I actually find wax figures beyond creepy; I was literally terrified of the figure of Hitler that stood in the stairwell leading down to the chamber of horrors. It was my job to check that stairwell at closing time, so every time I'd open the doorway, I'd see him looking right at me from behind the glass barrier designed to protect the figure from vandals. I'm actually getting THE SHIVERS just thinking about it now.
But that was about the only excitement in my day. I mostly pointed out the toilets to visitors, which has given me the unique ability to locate toilets in about six languages, and sold guidebooks to people waiting in the queue out front.
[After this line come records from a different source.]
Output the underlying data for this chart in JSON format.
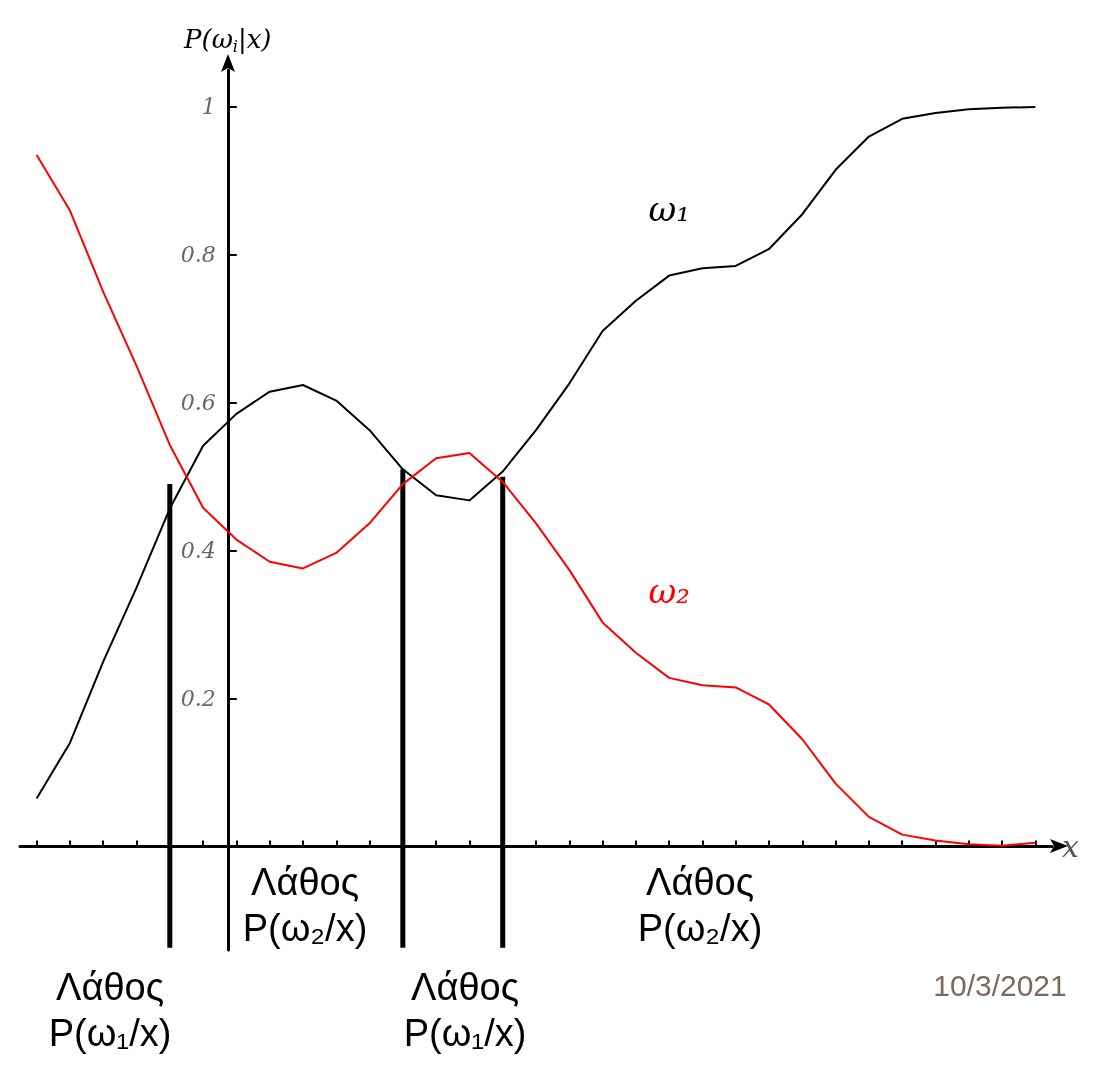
{
  "chart_data": {
    "type": "line",
    "ylabel": "P(ω$_{i}$|x)",
    "xlabel": "x",
    "categories": [
      null,
      null,
      null,
      null,
      null,
      null,
      null,
      null,
      null,
      null,
      null,
      null,
      null,
      null,
      null,
      null,
      null,
      null,
      null,
      null,
      null,
      null,
      null,
      null,
      null,
      null,
      null,
      null,
      null,
      null,
      null
    ],
    "series": [
      {
        "name": "ω₁",
        "color": "#000000",
        "values": [
          0.065,
          0.14,
          0.25,
          0.35,
          0.457,
          0.542,
          0.585,
          0.615,
          0.624,
          0.603,
          0.563,
          0.51,
          0.475,
          0.468,
          0.507,
          0.563,
          0.626,
          0.697,
          0.738,
          0.772,
          0.782,
          0.785,
          0.808,
          0.855,
          0.915,
          0.96,
          0.984,
          0.992,
          0.997,
          0.999,
          1.0
        ]
      },
      {
        "name": "ω₂",
        "color": "#ff0000",
        "values": [
          0.935,
          0.86,
          0.75,
          0.65,
          0.543,
          0.458,
          0.415,
          0.385,
          0.376,
          0.397,
          0.437,
          0.49,
          0.525,
          0.532,
          0.493,
          0.437,
          0.374,
          0.303,
          0.262,
          0.228,
          0.218,
          0.215,
          0.192,
          0.145,
          0.085,
          0.04,
          0.016,
          0.008,
          0.003,
          0.001,
          0.005
        ]
      },
      {
        "type": "bar",
        "color": "#000000",
        "values": [
          null,
          null,
          null,
          null,
          0.627,
          null,
          null,
          null,
          null,
          null,
          null,
          0.647,
          null,
          null,
          0.637,
          null,
          null,
          null,
          null,
          null,
          null,
          null,
          null,
          null,
          null,
          null,
          null,
          null,
          null,
          null,
          null
        ],
        "base": [
          null,
          null,
          null,
          null,
          -0.137,
          null,
          null,
          null,
          null,
          null,
          null,
          -0.137,
          null,
          null,
          -0.137,
          null,
          null,
          null,
          null,
          null,
          null,
          null,
          null,
          null,
          null,
          null,
          null,
          null,
          null,
          null,
          null
        ]
      }
    ],
    "marker": "none",
    "ylim": [
      -0.14,
      1.05
    ],
    "yticks": [
      0.2,
      0.4,
      0.6,
      0.8,
      1
    ],
    "annotations": [
      "Λάθος\nP(ω₁/x)",
      "Λάθος\nP(ω₂/x)",
      "Λάθος\nP(ω₁/x)",
      "Λάθος\nP(ω₂/x)",
      "10/3/2021"
    ]
  }
}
And I made some very excellent friends who will doubtless mock me for the following.
See, since 1997, Madame Tussaud's has franchised all over the world, and they have one in Las Vegas. And The Suz talked me into buying a ticket, now that I'm employed and living in the suburbs.
To be fair, I don't know what the place in London looks like now. I've seen the people who work there, and they all wear black bootcut pants and t-shirts that proclaim them "backstage cast" or something like that. They're clearly trying to be hip-- we had to wear plaid blazers and blue skirts, which were NOT FUN in London in December. I may have singlehandedly propped up Marks and Spencer that winter with my purchases of opaque tights to guard against the chill and damp.
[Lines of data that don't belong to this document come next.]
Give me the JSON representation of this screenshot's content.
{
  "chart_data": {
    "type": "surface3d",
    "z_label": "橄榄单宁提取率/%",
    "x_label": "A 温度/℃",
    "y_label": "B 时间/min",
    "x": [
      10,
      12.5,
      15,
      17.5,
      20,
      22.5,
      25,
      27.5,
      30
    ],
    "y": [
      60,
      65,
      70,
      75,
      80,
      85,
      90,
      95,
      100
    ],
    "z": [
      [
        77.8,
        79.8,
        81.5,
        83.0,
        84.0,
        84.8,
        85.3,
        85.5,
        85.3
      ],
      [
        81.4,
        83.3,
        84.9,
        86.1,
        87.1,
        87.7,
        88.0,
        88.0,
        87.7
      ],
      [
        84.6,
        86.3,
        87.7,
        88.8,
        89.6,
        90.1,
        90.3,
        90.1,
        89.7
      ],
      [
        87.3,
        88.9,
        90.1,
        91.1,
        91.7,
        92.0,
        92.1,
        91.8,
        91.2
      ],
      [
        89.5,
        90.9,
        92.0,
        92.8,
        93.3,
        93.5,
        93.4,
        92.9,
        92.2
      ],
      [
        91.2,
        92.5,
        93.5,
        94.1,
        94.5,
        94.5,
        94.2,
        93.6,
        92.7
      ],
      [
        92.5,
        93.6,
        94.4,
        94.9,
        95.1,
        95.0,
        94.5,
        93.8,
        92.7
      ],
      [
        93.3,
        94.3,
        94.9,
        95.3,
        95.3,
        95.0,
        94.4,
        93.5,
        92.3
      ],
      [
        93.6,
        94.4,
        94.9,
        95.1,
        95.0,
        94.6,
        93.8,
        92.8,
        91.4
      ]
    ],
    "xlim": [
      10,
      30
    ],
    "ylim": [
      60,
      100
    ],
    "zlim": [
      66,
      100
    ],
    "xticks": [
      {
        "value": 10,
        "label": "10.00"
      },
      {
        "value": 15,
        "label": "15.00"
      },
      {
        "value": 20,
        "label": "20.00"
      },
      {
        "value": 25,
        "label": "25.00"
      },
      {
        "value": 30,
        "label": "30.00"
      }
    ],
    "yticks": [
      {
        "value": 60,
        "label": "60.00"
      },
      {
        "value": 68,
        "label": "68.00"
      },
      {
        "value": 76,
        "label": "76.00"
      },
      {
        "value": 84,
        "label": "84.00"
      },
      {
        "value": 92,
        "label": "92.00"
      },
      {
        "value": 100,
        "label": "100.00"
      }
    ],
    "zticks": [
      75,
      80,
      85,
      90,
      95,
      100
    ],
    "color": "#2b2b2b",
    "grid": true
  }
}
But when we reached the top of the first escalator, there was no Queen Victoria to greet us like there was in the old days. "Manda, people don't know who Queen Victoria is here. They'd all be saying, 'Who's the old guy in the dress?'"
But I guess The King of NASCAR probably wouldn't translate in England.
Probably not much call for Evel Kinevel, either.
She's probably right that Oprah paid someone, though.
We were also able to establish conclusively that Suz is not taller than Prince.
And she talked to the Founding Fathers and determined that Sarah Palin is, indeed, out of her freaking mind.
We had a moment of panic when we discovered that the Johnny Depp figure was missing, that possibly he was stolen and we weren't informed.
We found him later on, disguised as a gay pirate.
The eyeliner is weirdly hot.
Overall, it wasn't a bad way to spend an afternoon, though their scary exhibit doesn't come close to the old Chamber of Horrors, which featured, in addition to the Scary Hitler figure, recreations of scary killers from English history and the severed heads of nobles from the French Revolution. The severed heads were doubly frightening when you knew that they were made from casts Madame Tussaud (yep, she was a real person) took from actual heads during the days of the guillotine-- and as I understand it, that's how the revolutionaries allowed her to keep her own head. So now you know How It All Got Started.
The scary exhibit in Vegas was just a short maze of dark hallways that were supposed to be some kind of government lab at Area 51. They had some wax figures of zombies and stuff, and people would jump out of the shadows at us as we walked through. It seems with America's rich tradition of serial killers and other nutbars, Tussaud's could do better.
So that ended our visit. The front desk offered to sell me a guidebook, but I said, "Thanks, I'm all set."
And they haven't totally lost touch with their roots. I found Queen Victoria in a back stairwell.